Arrow-right Camera
The Spokesman-Review Newspaper
Spokane, Washington  Est. May 19, 1883

Muslims need to oppose radicals

Kathleen Parker Orlando Sentinel

As Brits stiffen their upper lips and politicians hustle to reiterate that Islam is not the problem, cognitive dissonance grips the planet. If Islam is not the problem, what is? And are we not inviting self-defeat by refusing to recognize that Islam is at least part of the problem?

Now that xenophobes are licking their chops, let me offer the requisite disclaimer. Most Muslims despise the barbaric tactics of radicals who have hijacked their religion to justify killing innocent civilians. The majority of Muslims don’t deserve contempt from non-Muslims any more than infidels deserve “justice” administered by maniacs.

To their credit, Muslim organizations are swift to condemn each new terrorist attack. They also are quick to point out that fanatics are a tiny minority and account for only about 1 percent of Muslims worldwide.

These are comforting thoughts unless you happen to be riding the bus with a constituent of that 1 percent. Or unless you’re mathematically inclined, in which case you easily see that 1 percent of the world’s estimated 1.2 billion Muslims is 12 million Muslim fanatics who consider the U.S. and other Westerners operatives of Satan. That’s roughly the population of Michigan.

If everyone in Michigan adhered to radical Islam, we’d likely conclude that we have more than a small problem, and we also might observe that Islam is closely associated with that problem.

For our second disclaimer, we note that Islam doesn’t have a corner on fanaticism. Sometime next year, South Carolinians can look forward to an influx of “conservative Christians” who intend to migrate and saturate the state with voters whose aim is to replace the U.S. Constitution with the Ten Commandments. Or urge secession.

Leader Cory Burnell (christianexodus.org) has conceded that “People are going to call us crazy,” and he’s right. But so far, he’s only urging that followers adhere to the Ten Commandments, which among other things forbids killing other people. When he starts urging teens to strap on bombs and blow up children, we’ll get back to you.

Meanwhile, he’s unlikely to have much effect as Americans – even South Carolinians who, admittedly, have a higher-than-average threshold for eccentricity – don’t hesitate to call a wacko a wacko.

“Sit down and shut up” rolls off the tongue in our self-correcting culture, especially when the targets are white Christians. We seem to have more difficulty speaking up when other religious or ethnic groups are involved. Our diversity training, our cultural predisposition for tolerance, our heritage of immigration and America’s characteristic good nature makes criticism of minorities and minority beliefs unpalatable.
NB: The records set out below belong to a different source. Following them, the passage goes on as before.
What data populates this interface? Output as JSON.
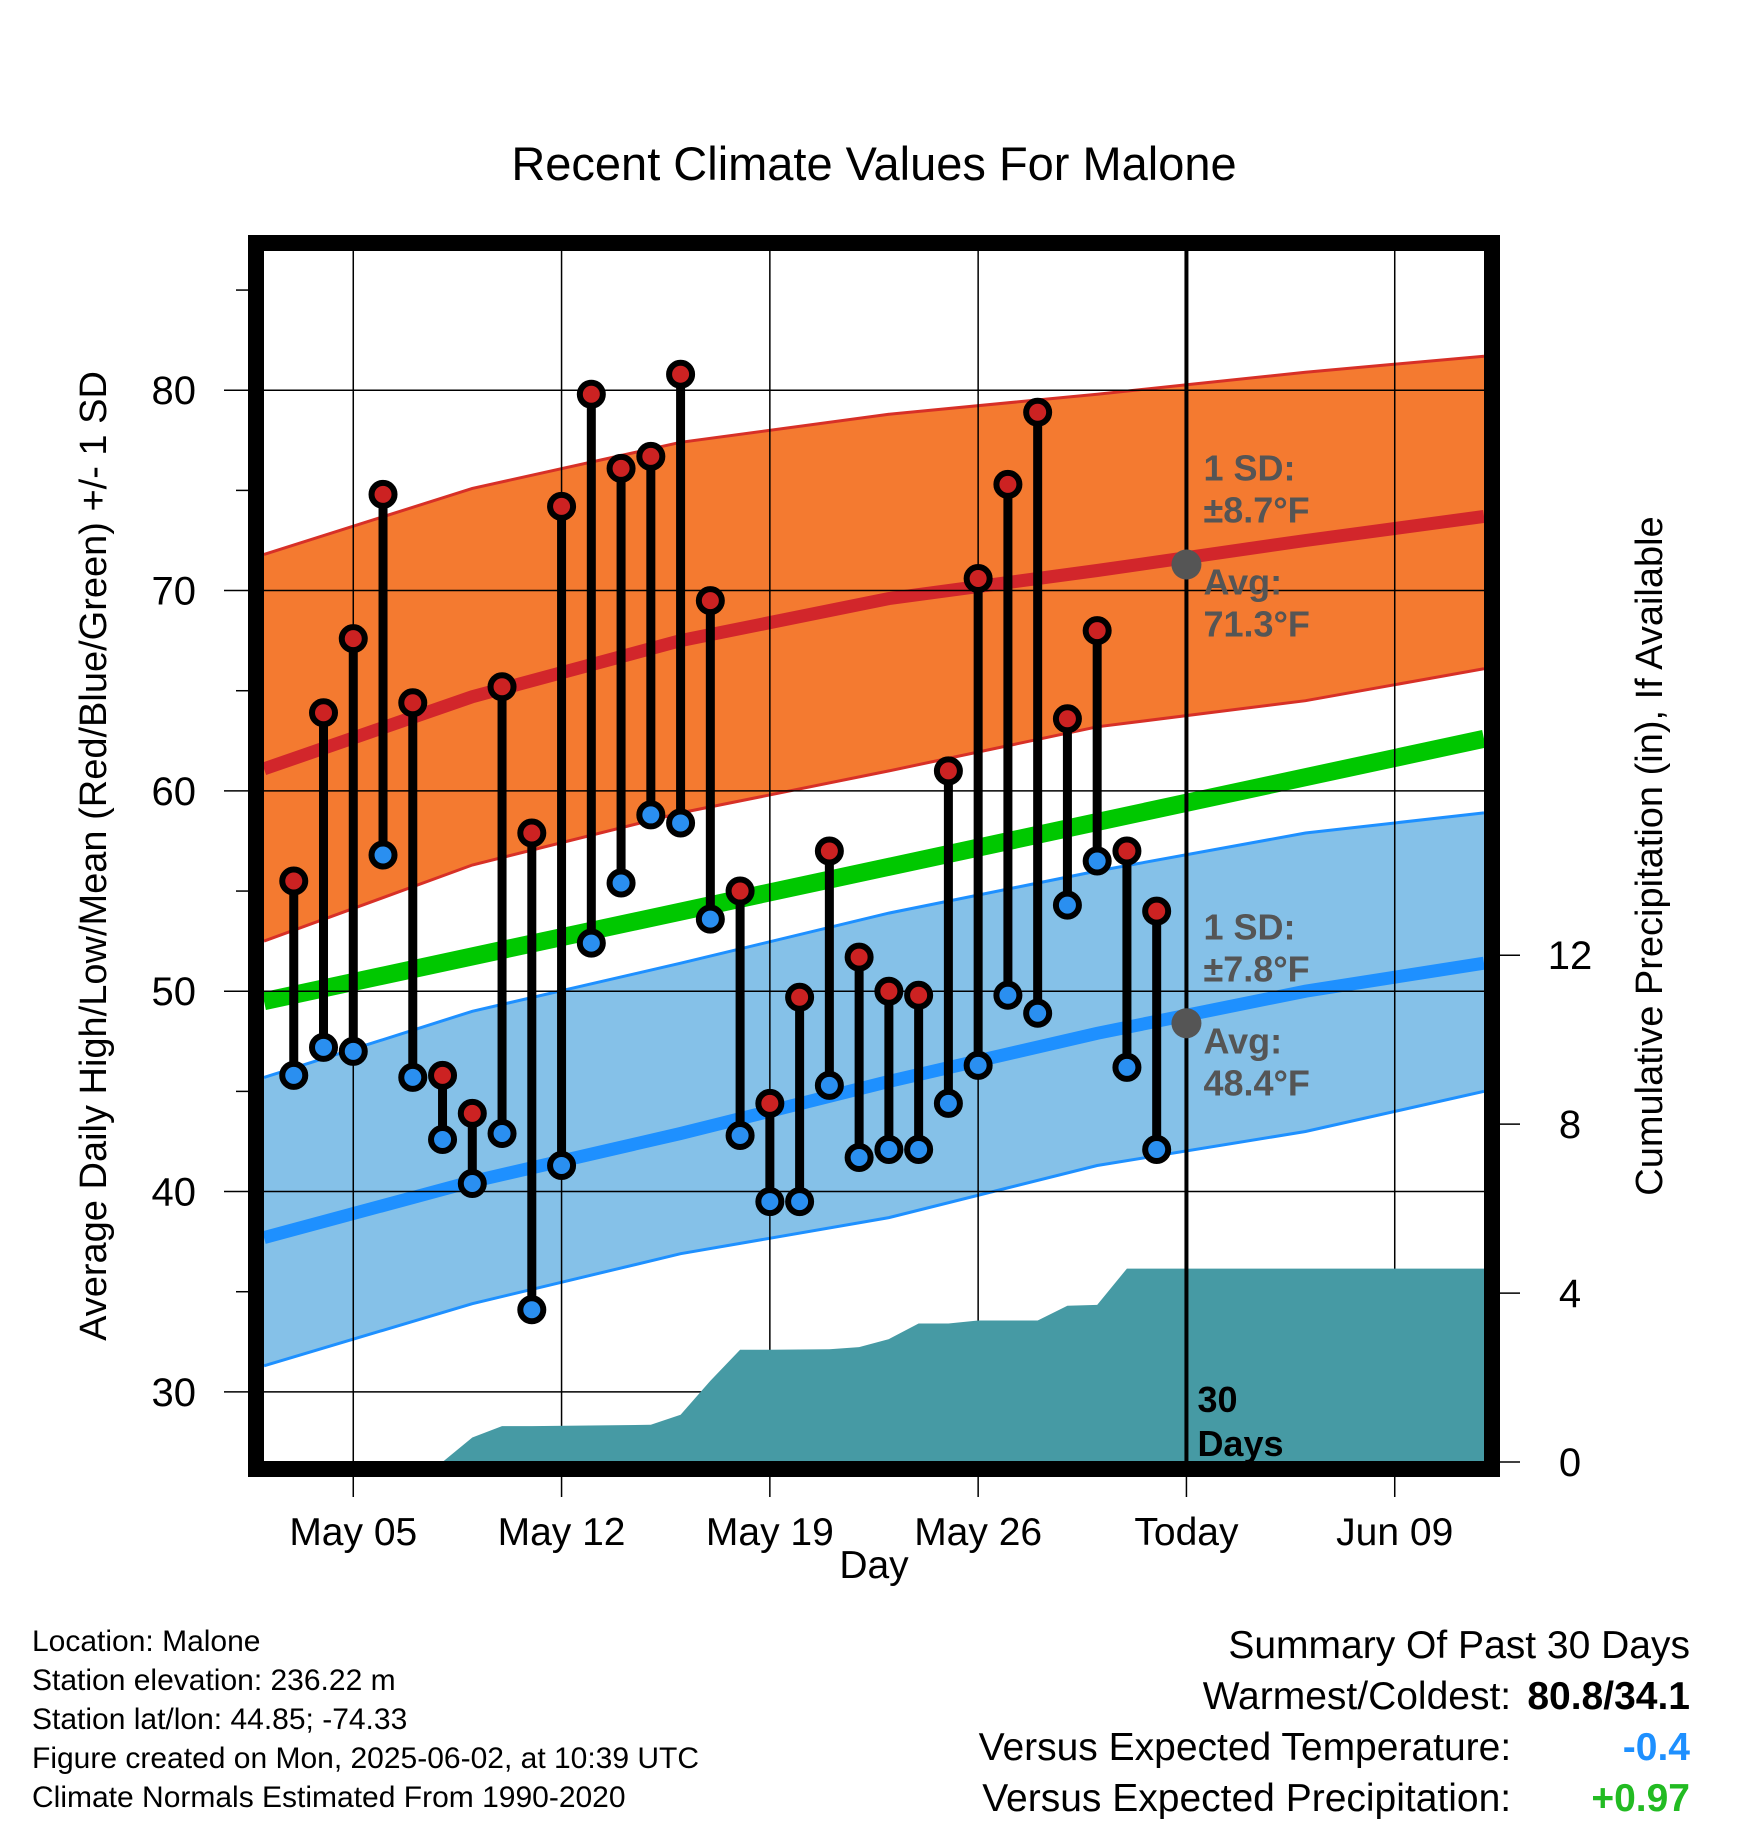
{
  "chart_data": {
    "type": "line",
    "title": "Recent Climate Values For Malone",
    "xlabel": "Day",
    "ylabel": "Average Daily High/Low/Mean (Red/Blue/Green) +/- 1 SD",
    "ylabel_right": "Cumulative Precipitation (in), If Available",
    "x_ticks": [
      "May 05",
      "May 12",
      "May 19",
      "May 26",
      "Today",
      "Jun 09"
    ],
    "y_ticks": [
      30,
      40,
      50,
      60,
      70,
      80
    ],
    "y_ticks_right": [
      0,
      4,
      8,
      12
    ],
    "ylim": [
      26.5,
      87
    ],
    "ylim_right": [
      0,
      28.7
    ],
    "grid": true,
    "days": [
      "2025-05-03",
      "2025-05-04",
      "2025-05-05",
      "2025-05-06",
      "2025-05-07",
      "2025-05-08",
      "2025-05-09",
      "2025-05-10",
      "2025-05-11",
      "2025-05-12",
      "2025-05-13",
      "2025-05-14",
      "2025-05-15",
      "2025-05-16",
      "2025-05-17",
      "2025-05-18",
      "2025-05-19",
      "2025-05-20",
      "2025-05-21",
      "2025-05-22",
      "2025-05-23",
      "2025-05-24",
      "2025-05-25",
      "2025-05-26",
      "2025-05-27",
      "2025-05-28",
      "2025-05-29",
      "2025-05-30",
      "2025-05-31",
      "2025-06-01"
    ],
    "highs": [
      55.5,
      63.9,
      67.6,
      74.8,
      64.4,
      45.8,
      43.9,
      65.2,
      57.9,
      74.2,
      79.8,
      76.1,
      76.7,
      80.8,
      69.5,
      55.0,
      44.4,
      49.7,
      57.0,
      51.7,
      50.0,
      49.8,
      61.0,
      70.6,
      75.3,
      78.9,
      63.6,
      68.0,
      57.0,
      54.0
    ],
    "lows": [
      45.8,
      47.2,
      47.0,
      56.8,
      45.7,
      42.6,
      40.4,
      42.9,
      34.1,
      41.3,
      52.4,
      55.4,
      58.8,
      58.4,
      53.6,
      42.8,
      39.5,
      39.5,
      45.3,
      41.7,
      42.1,
      42.1,
      44.4,
      46.3,
      49.8,
      48.9,
      54.3,
      56.5,
      46.2,
      42.1
    ],
    "normal_high": {
      "x": [
        "2025-05-02",
        "2025-05-09",
        "2025-05-16",
        "2025-05-23",
        "2025-05-30",
        "2025-06-06",
        "2025-06-12"
      ],
      "mean": [
        61.1,
        64.7,
        67.5,
        69.6,
        71.0,
        72.5,
        73.7
      ],
      "upper": [
        71.8,
        75.1,
        77.4,
        78.8,
        79.8,
        80.9,
        81.7
      ],
      "lower": [
        52.5,
        56.3,
        58.9,
        61.0,
        63.2,
        64.5,
        66.1
      ]
    },
    "normal_low": {
      "x": [
        "2025-05-02",
        "2025-05-09",
        "2025-05-16",
        "2025-05-23",
        "2025-05-30",
        "2025-06-06",
        "2025-06-12"
      ],
      "mean": [
        37.7,
        40.5,
        42.9,
        45.5,
        47.9,
        50.0,
        51.4
      ],
      "upper": [
        45.7,
        49.0,
        51.4,
        53.9,
        56.0,
        57.9,
        58.9
      ],
      "lower": [
        31.3,
        34.4,
        36.9,
        38.7,
        41.3,
        43.0,
        45.0
      ]
    },
    "normal_mean": {
      "x": [
        "2025-05-02",
        "2025-06-12"
      ],
      "values": [
        49.5,
        62.6
      ]
    },
    "precip_cumulative": {
      "x": [
        "2025-05-02",
        "2025-05-08",
        "2025-05-09",
        "2025-05-10",
        "2025-05-11",
        "2025-05-15",
        "2025-05-16",
        "2025-05-17",
        "2025-05-18",
        "2025-05-19",
        "2025-05-21",
        "2025-05-22",
        "2025-05-23",
        "2025-05-24",
        "2025-05-25",
        "2025-05-26",
        "2025-05-28",
        "2025-05-29",
        "2025-05-30",
        "2025-05-31",
        "2025-06-12"
      ],
      "values": [
        0,
        0,
        0.58,
        0.85,
        0.85,
        0.88,
        1.12,
        1.92,
        2.66,
        2.66,
        2.67,
        2.72,
        2.91,
        3.28,
        3.28,
        3.35,
        3.35,
        3.7,
        3.72,
        4.58,
        4.58
      ]
    },
    "reference_points": [
      {
        "x": "2025-06-02",
        "y": 71.3,
        "label": "Avg:",
        "value": "71.3°F",
        "sd_label": "1 SD:",
        "sd_value": "±8.7°F"
      },
      {
        "x": "2025-06-02",
        "y": 48.4,
        "label": "Avg:",
        "value": "48.4°F",
        "sd_label": "1 SD:",
        "sd_value": "±7.8°F"
      }
    ],
    "today_marker": {
      "x": "2025-06-02",
      "label_line1": "30",
      "label_line2": "Days"
    },
    "colors": {
      "high_band": "#f47a30",
      "high_edge": "#d73027",
      "high_mean": "#d2262b",
      "low_band": "#85c1e8",
      "low_edge": "#1e90ff",
      "low_mean": "#1e90ff",
      "normal_mean": "#00c800",
      "precip": "#469aa4",
      "high_marker": "#cc2222",
      "low_marker": "#2a8ff0",
      "reference_point": "#555555",
      "annotation_text": "#555555"
    }
  },
  "info": {
    "location": "Location: Malone",
    "elevation": "Station elevation: 236.22 m",
    "latlon": "Station lat/lon: 44.85; -74.33",
    "created": "Figure created on Mon, 2025-06-02, at 10:39 UTC",
    "normals": "Climate Normals Estimated From 1990-2020"
  },
  "summary": {
    "title": "Summary Of Past 30 Days",
    "warmest_label": "Warmest/Coldest:",
    "warmest_value": "80.8/34.1",
    "temp_label": "Versus Expected Temperature:",
    "temp_value": "-0.4",
    "temp_color": "#1e90ff",
    "precip_label": "Versus Expected Precipitation:",
    "precip_value": "+0.97",
    "precip_color": "#22bb22"
  }
}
Which is why moderate Muslims must be unrelenting in eliminating – not just condemning – Islam’s bad actors.

When a Muslim cleric urges jihad against infidels, it falls to fellow Muslims to clean out the mosque, to rid Allah’s kingdom of radicals. Otherwise, it becomes increasingly difficult for non-Muslims to wrap their minds around “Islam isn’t the problem.”
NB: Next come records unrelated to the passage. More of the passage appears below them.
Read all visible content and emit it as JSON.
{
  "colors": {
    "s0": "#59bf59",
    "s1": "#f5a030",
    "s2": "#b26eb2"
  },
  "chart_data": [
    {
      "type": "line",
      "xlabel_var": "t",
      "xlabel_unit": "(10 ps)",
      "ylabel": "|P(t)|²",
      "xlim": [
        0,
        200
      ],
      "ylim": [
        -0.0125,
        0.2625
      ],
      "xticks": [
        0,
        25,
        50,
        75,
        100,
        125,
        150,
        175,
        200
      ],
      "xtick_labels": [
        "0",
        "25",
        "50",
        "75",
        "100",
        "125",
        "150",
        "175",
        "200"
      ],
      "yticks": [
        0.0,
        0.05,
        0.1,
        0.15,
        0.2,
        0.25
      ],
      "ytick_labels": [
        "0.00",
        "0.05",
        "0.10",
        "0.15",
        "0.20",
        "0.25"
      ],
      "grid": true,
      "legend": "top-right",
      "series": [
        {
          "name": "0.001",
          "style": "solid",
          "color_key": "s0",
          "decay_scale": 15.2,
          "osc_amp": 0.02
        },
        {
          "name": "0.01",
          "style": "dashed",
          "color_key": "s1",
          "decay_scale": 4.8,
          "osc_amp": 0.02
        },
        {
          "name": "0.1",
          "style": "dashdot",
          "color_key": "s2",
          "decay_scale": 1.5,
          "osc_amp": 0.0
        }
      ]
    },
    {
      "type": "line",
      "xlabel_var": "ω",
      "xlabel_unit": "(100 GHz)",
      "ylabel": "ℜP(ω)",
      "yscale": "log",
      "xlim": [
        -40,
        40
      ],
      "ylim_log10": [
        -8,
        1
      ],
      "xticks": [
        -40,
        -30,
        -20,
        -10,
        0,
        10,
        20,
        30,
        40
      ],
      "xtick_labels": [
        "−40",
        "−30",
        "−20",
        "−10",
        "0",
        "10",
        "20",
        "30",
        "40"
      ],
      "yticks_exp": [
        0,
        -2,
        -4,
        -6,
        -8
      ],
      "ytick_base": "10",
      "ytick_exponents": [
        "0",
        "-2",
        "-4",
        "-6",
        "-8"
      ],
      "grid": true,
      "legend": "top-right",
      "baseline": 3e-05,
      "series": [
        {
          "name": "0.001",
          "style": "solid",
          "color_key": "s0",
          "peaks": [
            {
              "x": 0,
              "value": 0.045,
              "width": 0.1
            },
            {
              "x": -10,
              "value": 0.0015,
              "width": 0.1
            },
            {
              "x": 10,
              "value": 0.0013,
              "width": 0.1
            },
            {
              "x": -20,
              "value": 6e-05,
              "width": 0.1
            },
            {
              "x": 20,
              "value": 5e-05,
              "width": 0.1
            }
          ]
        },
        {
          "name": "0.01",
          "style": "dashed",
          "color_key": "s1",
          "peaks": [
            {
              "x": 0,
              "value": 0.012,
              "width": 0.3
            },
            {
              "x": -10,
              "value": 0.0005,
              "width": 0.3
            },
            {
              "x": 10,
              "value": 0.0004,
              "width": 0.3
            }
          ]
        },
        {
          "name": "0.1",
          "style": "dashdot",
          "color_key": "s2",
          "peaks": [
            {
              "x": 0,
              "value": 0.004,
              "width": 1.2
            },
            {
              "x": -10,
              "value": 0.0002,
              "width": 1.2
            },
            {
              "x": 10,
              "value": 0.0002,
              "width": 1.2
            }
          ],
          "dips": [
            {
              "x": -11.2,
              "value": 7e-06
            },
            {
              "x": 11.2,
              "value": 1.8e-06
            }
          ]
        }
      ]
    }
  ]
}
It’s not enough to assert that 12 million hate-filled zealots who advocate murdering Americans and Europeans are a minority and then, feeling virtuous, return to the business of registering Muslim voters and issuing press releases about insults to Islam.

Fifty years ago when American “radicals” burned crosses and lynched blacks in organized, choreographed acts of terror, the Ku Klux Klan was only a tiny minority of white Christians. The vast majority of whites, like the vast majority of Muslims, would never do such a thing. And yet for too long, decent whites weren’t activist enough in purging the evildoers from their midst.
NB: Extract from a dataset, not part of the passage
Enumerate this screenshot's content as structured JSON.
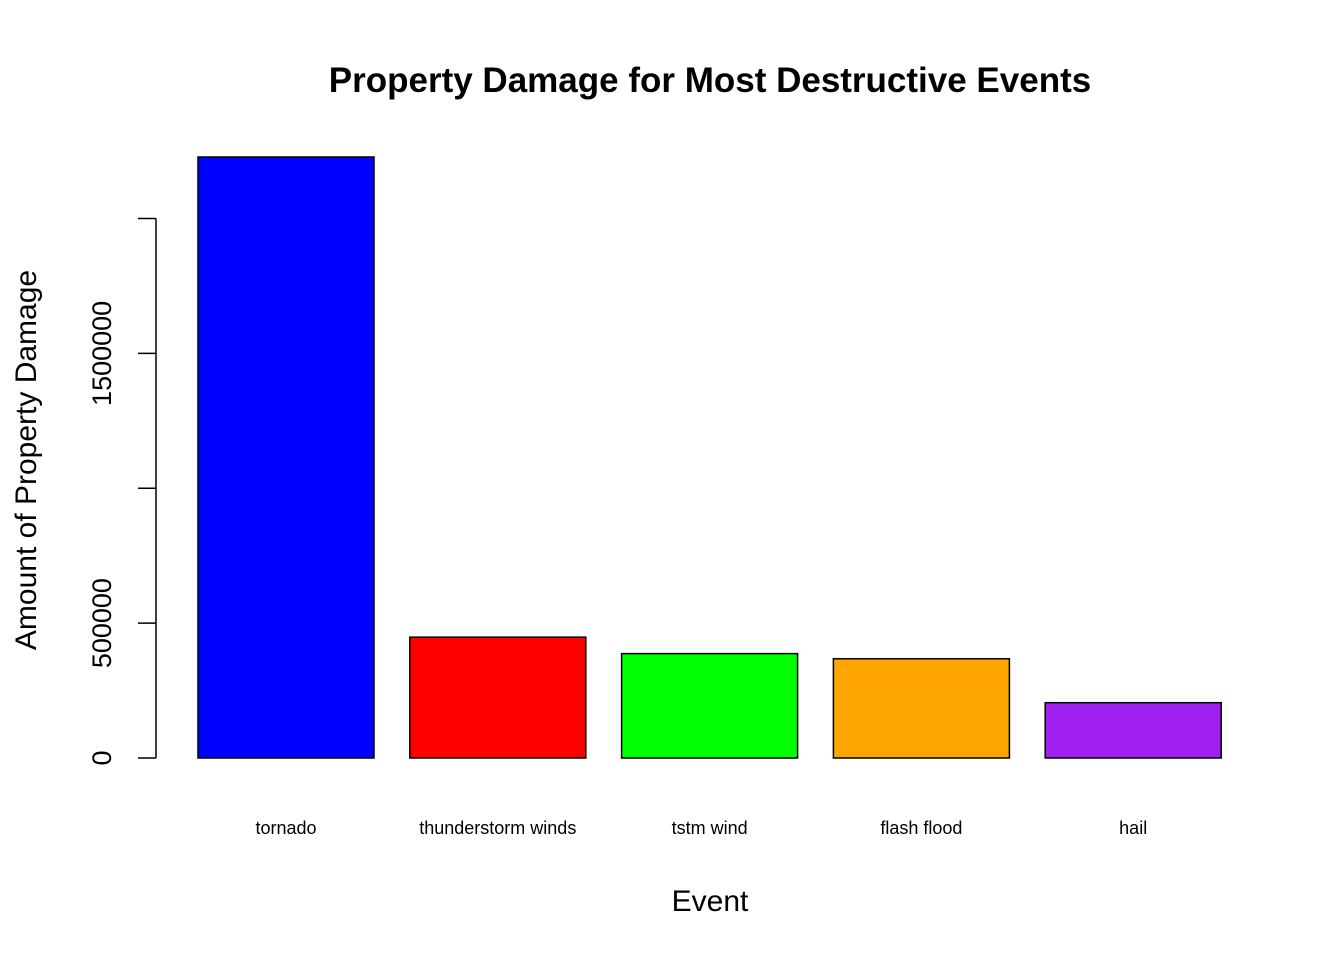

Zero tolerance is what we’re looking for here. After the bombings that killed some 50 in London, the Council on American-Islamic Relations issued a statement that said in part: “These vicious acts of terrorism deserve the strongest possible condemnation by all civilized people.” That’s nice, but we’ve heard these words before. At this point – after 9/11, 3/11 and now 7/7 – they are background noise, providing no comfort and little assurance other than that cliches are indiscriminate.

We also know that in Muslim nations around the world – as well as in mosques elsewhere – the susurration of prayer is often silenced by the sound of celebration when a terrorist takes out another busload of “infidels.”

Until the hatred that breeds that kind of cultic dementia is eliminated by the moderate Muslims who insist on the West’s understanding, Islam has a problem.